Title: "Biddle Suggests Revocation Of Disloyal Japs' Citizenship," Seattle Times, 12/9/1943, (ddr-densho-56-995)
Densho ID: ddr-densho-56-995

Biddle Suggests Revocation Of Disloyal Japs' Citizenship

By Associated Press.

WASHINGTON, Dec. 9.--Attorney-General Francis Biddle today told a Dies subcommittee investigating War Relocation Authority activities that he had the "gravest doubt" concerning the constitutionality of action removing American citizens from their homes because of their race.

At a continuation of hearings into disturbances last month at the Tulelake (Calif.) Japanese Relocation Center, Biddle asserted "the W.R.A. has no legal technical right of interning any American citizen. ... They (the centers) were set up to afford these people a place they could go before they found some place to live."

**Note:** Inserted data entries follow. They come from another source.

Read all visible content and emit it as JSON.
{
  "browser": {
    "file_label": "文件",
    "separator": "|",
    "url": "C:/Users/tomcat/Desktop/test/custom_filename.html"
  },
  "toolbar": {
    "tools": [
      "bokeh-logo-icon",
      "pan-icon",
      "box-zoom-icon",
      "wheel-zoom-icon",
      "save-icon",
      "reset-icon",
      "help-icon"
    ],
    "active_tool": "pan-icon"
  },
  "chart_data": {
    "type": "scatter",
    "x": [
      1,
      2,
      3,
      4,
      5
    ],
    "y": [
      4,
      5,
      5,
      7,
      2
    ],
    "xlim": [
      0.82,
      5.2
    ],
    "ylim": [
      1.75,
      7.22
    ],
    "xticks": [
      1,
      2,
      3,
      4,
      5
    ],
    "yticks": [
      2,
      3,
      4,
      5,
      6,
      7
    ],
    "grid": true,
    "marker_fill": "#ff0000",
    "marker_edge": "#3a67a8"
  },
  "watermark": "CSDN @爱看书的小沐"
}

"I know of no authority in any executive order," the attorney-general stated, "to hold a citizen in a center."

"Biddle suggested that one way to end present difficulties with American citizens of Japanese ancestry who have declared loyalty to Japan would be to deprive them of the United States citizenship.

On a suggestion that the Tulelake center be transferred permanently to Army supervision, Biddle warned it might bring retaliation by Japan by placement of American citizens in the Far East under Japanese army rather than the military police which now supervises them.

Biddle said no writs of habeas corpus had been brought by Japanese in the centers to test the authority of W.R.A. to hold them because they were afraid to do so.

The essence of the W.R.A. program, Biddle said, was a "social service" to the Japanese.

Expanding his views concerning possible international repercussions, Biddle said there was "no doubt that the Japanese were watching American actions closely and would model their treatment of American internees accordingly.

Japanese treatment of American citizens abroad, the attorney-general said had been "good." He said he based this statement on conversations with repatriates who landed recently on the exchange ship Gripsholm.

Most trouble in this country with Japanese in relocation centers, Biddle said, was with those American citizens who had been sent to Japan to be educated and had been inculcated with Japanese ideology.

Biddle told the committee it should act on the question of Japanese relocation with cool and level heads.